The intention in the example is to always ensure that the states are stored in a specific order regardless of the ordering of the list used to initialise instances of the class. This is achieved by using the first constructor parameter as the basis for a private member. However, because that member is not mentioned in the constructor (whose parameters determine what is serializable as discussed above) it would not be serialized. In addition, as there is no provided mechanism to retrieve a value for statesToConsume we would fail to build a serializer for this Class.
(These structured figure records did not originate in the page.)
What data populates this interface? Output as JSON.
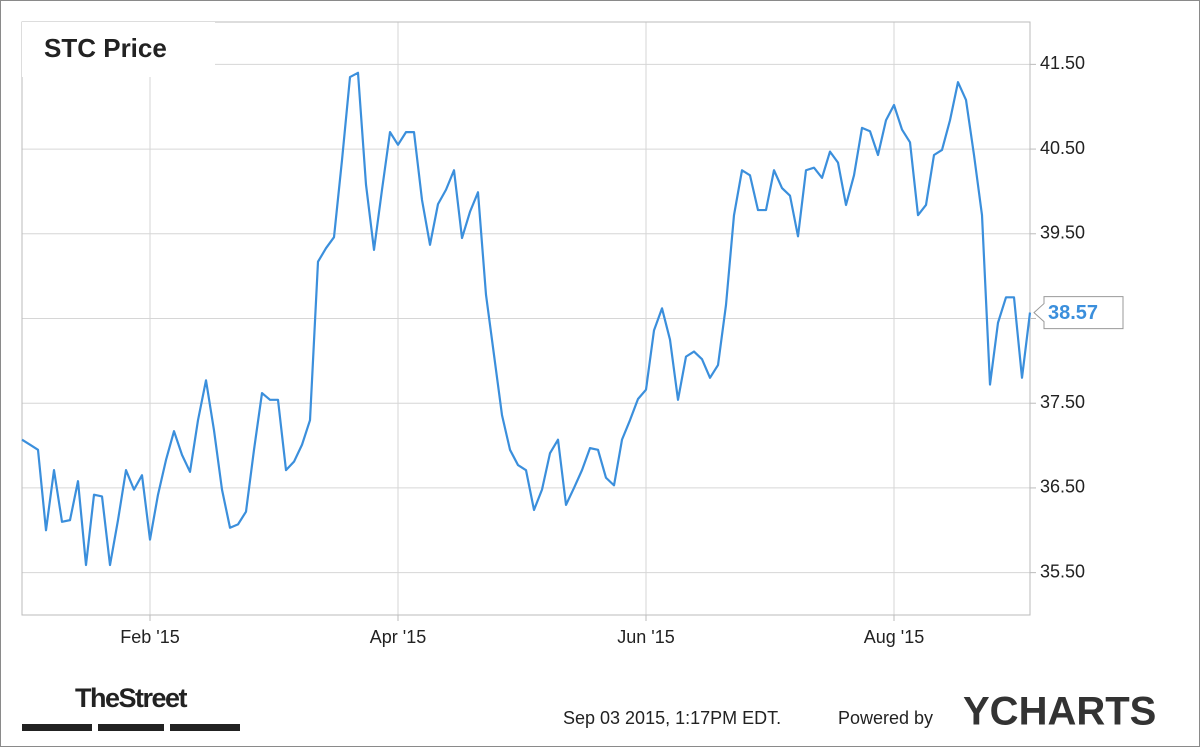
{
  "chart_data": {
    "type": "line",
    "title": "STC Price",
    "categories": [
      null,
      null,
      null,
      null,
      null,
      null,
      null,
      null,
      null,
      null,
      null,
      null,
      null,
      null,
      null,
      null,
      "Feb '15",
      null,
      null,
      null,
      null,
      null,
      null,
      null,
      null,
      null,
      null,
      null,
      null,
      null,
      null,
      null,
      null,
      null,
      null,
      null,
      null,
      null,
      null,
      null,
      null,
      null,
      null,
      null,
      null,
      null,
      null,
      "Apr '15",
      null,
      null,
      null,
      null,
      null,
      null,
      null,
      null,
      null,
      null,
      null,
      null,
      null,
      null,
      null,
      null,
      null,
      null,
      null,
      null,
      null,
      null,
      null,
      null,
      null,
      null,
      null,
      null,
      null,
      null,
      "Jun '15",
      null,
      null,
      null,
      null,
      null,
      null,
      null,
      null,
      null,
      null,
      null,
      null,
      null,
      null,
      null,
      null,
      null,
      null,
      null,
      null,
      null,
      null,
      null,
      null,
      null,
      null,
      null,
      null,
      null,
      null,
      "Aug '15",
      null,
      null,
      null,
      null,
      null,
      null,
      null,
      null,
      null,
      null,
      null,
      null,
      null,
      null,
      null,
      null,
      null
    ],
    "series": [
      {
        "name": "STC Price",
        "color": "#3b8fdc",
        "values": [
          37.07,
          37.01,
          36.95,
          36.0,
          36.71,
          36.1,
          36.12,
          36.58,
          35.59,
          36.42,
          36.4,
          35.59,
          36.12,
          36.71,
          36.48,
          36.65,
          35.89,
          36.42,
          36.83,
          37.17,
          36.89,
          36.69,
          37.3,
          37.77,
          37.18,
          36.48,
          36.03,
          36.07,
          36.22,
          36.95,
          37.62,
          37.54,
          37.54,
          36.71,
          36.81,
          37.01,
          37.3,
          39.17,
          39.33,
          39.46,
          40.37,
          41.35,
          41.4,
          40.08,
          39.31,
          40.02,
          40.7,
          40.55,
          40.7,
          40.7,
          39.9,
          39.37,
          39.85,
          40.02,
          40.25,
          39.45,
          39.76,
          39.99,
          38.78,
          38.07,
          37.36,
          36.95,
          36.77,
          36.71,
          36.24,
          36.48,
          36.91,
          37.07,
          36.3,
          36.5,
          36.71,
          36.97,
          36.95,
          36.62,
          36.53,
          37.07,
          37.3,
          37.55,
          37.66,
          38.36,
          38.62,
          38.25,
          37.54,
          38.05,
          38.11,
          38.02,
          37.8,
          37.95,
          38.66,
          39.72,
          40.25,
          40.19,
          39.78,
          39.78,
          40.25,
          40.04,
          39.95,
          39.47,
          40.25,
          40.28,
          40.16,
          40.47,
          40.34,
          39.84,
          40.19,
          40.75,
          40.71,
          40.43,
          40.84,
          41.02,
          40.73,
          40.58,
          39.72,
          39.84,
          40.43,
          40.49,
          40.84,
          41.29,
          41.08,
          40.43,
          39.72,
          37.72,
          38.45,
          38.75,
          38.75,
          37.8,
          38.57
        ]
      }
    ],
    "ylim": [
      35,
      42
    ],
    "yticks": [
      {
        "value": 35.5,
        "label": "35.50"
      },
      {
        "value": 36.5,
        "label": "36.50"
      },
      {
        "value": 37.5,
        "label": "37.50"
      },
      {
        "value": 38.5,
        "label": null
      },
      {
        "value": 39.5,
        "label": "39.50"
      },
      {
        "value": 40.5,
        "label": "40.50"
      },
      {
        "value": 41.5,
        "label": "41.50"
      }
    ],
    "grid": true,
    "publisher": "TheStreet",
    "timestamp": "Sep 03 2015, 1:17PM EDT.",
    "credit": "Powered by",
    "logo": "YCHARTS"
  }
}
In this case a secondary constructor annotated with @ConstructorForDeserialization would not be a valid solution as the two signatures would be the same. Best practice is thus to provide a getter for the constructor parameter which explicitly associates it with the actual member variable.

@CordaSerializable
class ConfirmRequest(statesToConsume: List<StateRef>, val transactionId: SecureHash) {
    companion object {
        private val stateRefComparator = compareBy<StateRef>({ it.txhash }, { it.index })
    }

    private val states = statesToConsume.sortedWith(stateRefComparator)
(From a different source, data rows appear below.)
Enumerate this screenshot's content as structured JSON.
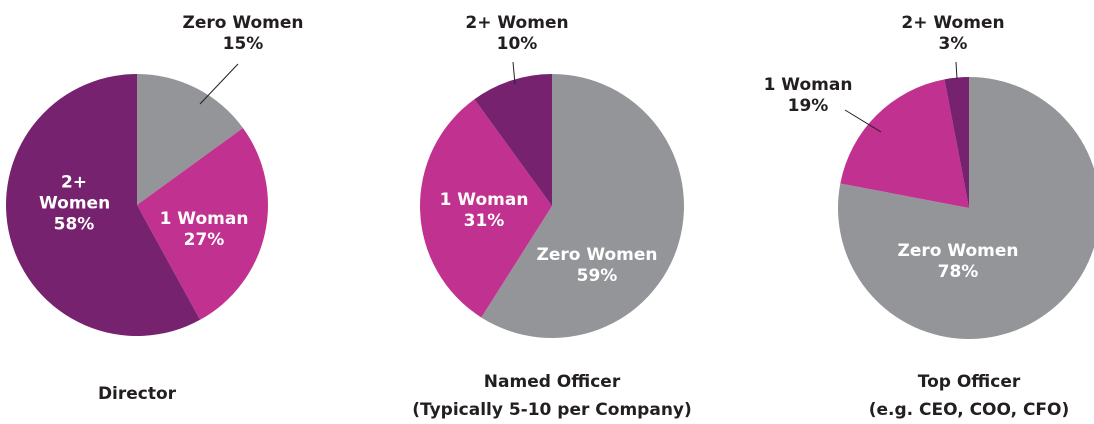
{
  "chart_data": [
    {
      "type": "pie",
      "title": "Director",
      "categories": [
        "Zero Women",
        "1 Woman",
        "2+ Women"
      ],
      "values": [
        15,
        27,
        58
      ],
      "value_labels": [
        "15%",
        "27%",
        "58%"
      ],
      "colors": [
        "#939598",
        "#c1318f",
        "#76226f"
      ]
    },
    {
      "type": "pie",
      "title": "Named Officer",
      "subtitle": "(Typically 5-10 per Company)",
      "categories": [
        "Zero Women",
        "1 Woman",
        "2+ Women"
      ],
      "values": [
        59,
        31,
        10
      ],
      "value_labels": [
        "59%",
        "31%",
        "10%"
      ],
      "colors": [
        "#939598",
        "#c1318f",
        "#76226f"
      ]
    },
    {
      "type": "pie",
      "title": "Top Officer",
      "subtitle": "(e.g. CEO, COO, CFO)",
      "categories": [
        "Zero Women",
        "1 Woman",
        "2+ Women"
      ],
      "values": [
        78,
        19,
        3
      ],
      "value_labels": [
        "78%",
        "19%",
        "3%"
      ],
      "colors": [
        "#939598",
        "#c1318f",
        "#76226f"
      ]
    }
  ]
}
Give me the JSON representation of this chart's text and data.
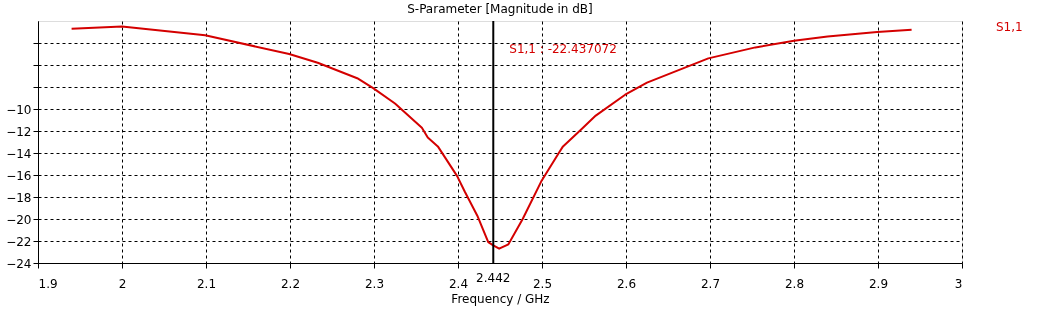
{
  "chart_data": {
    "type": "line",
    "title": "S-Parameter [Magnitude in dB]",
    "xlabel": "Frequency / GHz",
    "xlim": [
      1.9,
      3
    ],
    "xticks": [
      1.9,
      2,
      2.1,
      2.2,
      2.3,
      2.4,
      2.5,
      2.6,
      2.7,
      2.8,
      2.9,
      3
    ],
    "ylim": [
      -24,
      -2
    ],
    "yticks": [
      {
        "value": -4,
        "label": null
      },
      {
        "value": -6,
        "label": null
      },
      {
        "value": -8,
        "label": null
      },
      -10,
      -12,
      -14,
      -16,
      -18,
      -20,
      -22,
      -24
    ],
    "grid": true,
    "legend": "right",
    "line_style": "solid",
    "marker": "none",
    "series": [
      {
        "name": "S1,1",
        "color": "#d40000",
        "x": [
          1.94,
          2.0,
          2.099,
          2.199,
          2.233,
          2.28,
          2.299,
          2.325,
          2.357,
          2.364,
          2.376,
          2.399,
          2.408,
          2.423,
          2.436,
          2.442,
          2.449,
          2.46,
          2.477,
          2.499,
          2.52,
          2.525,
          2.546,
          2.564,
          2.599,
          2.625,
          2.698,
          2.754,
          2.8,
          2.84,
          2.899,
          2.94
        ],
        "values": [
          -2.7,
          -2.5,
          -3.3,
          -5.0,
          -5.8,
          -7.2,
          -8.1,
          -9.5,
          -11.7,
          -12.6,
          -13.4,
          -16.1,
          -17.5,
          -19.7,
          -22.1,
          -22.4,
          -22.7,
          -22.3,
          -20.0,
          -16.6,
          -14.0,
          -13.4,
          -11.9,
          -10.6,
          -8.7,
          -7.6,
          -5.4,
          -4.4,
          -3.8,
          -3.4,
          -3.0,
          -2.8
        ]
      }
    ],
    "ref_lines": [
      {
        "axis": "x",
        "value": 2.442,
        "label": "2.442",
        "color": "#000000"
      }
    ],
    "annotations": [
      "S1,1 : -22.437072"
    ]
  }
}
    //Explicit "getter" for a property identified from the constructor parameters
    fun getStatesToConsume() = states
}

Enums

All enums are supported, provided they are annotated with @CordaSerializable. Corda supports interoperability of enumerated type versions. This allows such types to be changed over time without breaking backward (or forward) compatibility. The rules and mechanisms for doing this are discussed in serialization-enum-evolution.

Exceptions

The following rules apply to supported Throwable implementations.

  1. If you wish for your exception to be serializable and transported type safely it should inherit from either CordaException or CordaRuntimeException
  2. If not, the Throwable will deserialize to a CordaRuntimeException with the details of the original Throwable contained within it, including the class name of the original Throwable

Kotlin Objects

Kotlin's non-anonymous object s (i.e. constructs like object foo : Contract {...}) are singletons and treated differently. They are recorded into the stream with no properties, and deserialize back to the singleton instance. Currently, the same is not true of Java singletons, which will deserialize to new instances of the class. This is hard to fix because there's no perfectly standard idiom for Java singletons.
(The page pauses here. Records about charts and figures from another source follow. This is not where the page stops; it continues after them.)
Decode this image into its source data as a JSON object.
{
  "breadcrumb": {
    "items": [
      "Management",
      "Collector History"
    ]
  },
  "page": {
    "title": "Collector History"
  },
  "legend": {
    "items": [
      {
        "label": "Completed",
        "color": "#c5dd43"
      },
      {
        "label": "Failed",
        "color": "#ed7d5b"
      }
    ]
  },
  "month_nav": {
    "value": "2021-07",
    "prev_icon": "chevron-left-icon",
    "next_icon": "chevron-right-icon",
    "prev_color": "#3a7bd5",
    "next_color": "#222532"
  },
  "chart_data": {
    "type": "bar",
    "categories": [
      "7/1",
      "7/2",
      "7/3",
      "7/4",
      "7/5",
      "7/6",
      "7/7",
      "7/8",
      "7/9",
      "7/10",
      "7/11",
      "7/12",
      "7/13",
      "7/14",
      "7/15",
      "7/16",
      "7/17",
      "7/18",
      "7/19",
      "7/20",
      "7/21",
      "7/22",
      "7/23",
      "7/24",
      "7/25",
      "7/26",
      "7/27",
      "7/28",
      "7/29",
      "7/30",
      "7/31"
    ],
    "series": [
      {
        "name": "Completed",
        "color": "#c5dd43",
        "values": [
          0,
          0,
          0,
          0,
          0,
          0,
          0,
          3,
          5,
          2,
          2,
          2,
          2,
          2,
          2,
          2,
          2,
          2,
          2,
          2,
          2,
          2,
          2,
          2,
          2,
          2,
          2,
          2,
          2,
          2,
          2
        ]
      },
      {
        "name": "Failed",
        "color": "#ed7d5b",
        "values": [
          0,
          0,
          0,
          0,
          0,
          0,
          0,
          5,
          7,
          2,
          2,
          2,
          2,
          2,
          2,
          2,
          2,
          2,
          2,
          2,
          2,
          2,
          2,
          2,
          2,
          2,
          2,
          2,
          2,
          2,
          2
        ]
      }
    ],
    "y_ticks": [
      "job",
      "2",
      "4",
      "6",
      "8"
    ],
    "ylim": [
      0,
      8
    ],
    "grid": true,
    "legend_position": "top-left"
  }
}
Kotlin's anonymous object s (i.e. constructs like object : Contract {...}) are not currently supported and will not serialize correctly. They need to be re-written as an explicit class declaration.

Class synthesis

Corda serialization supports dynamically synthesising classes from the supplied schema when deserializing, without the supporting classes being present on the classpath. This can be useful where generic code might expect to be able to use reflection over the deserialized data, for scripting languages that run on the JVM, and also for ensuring classes not on the classpath can be deserialized without loading potentially malicious code.

Possible future enhancements include:

  1. Java singleton support. We will add support for identifying classes which are singletons and identifying the static method responsible for returning the singleton instance
  2. Instance internalizing support. We will add support for identifying classes that should be resolved against an instances map to avoid creating many duplicate instances that are equal (similar to String.intern())

Type Evolution

Type evolution is the mechanism by which classes can be altered over time yet still remain serializable and deserializable across all versions of the class. This ensures an object serialized with an older idea of what the class "looked like" can be deserialized and a version of the current state of the class instantiated.

More detail can be found in serialization-default-evolution.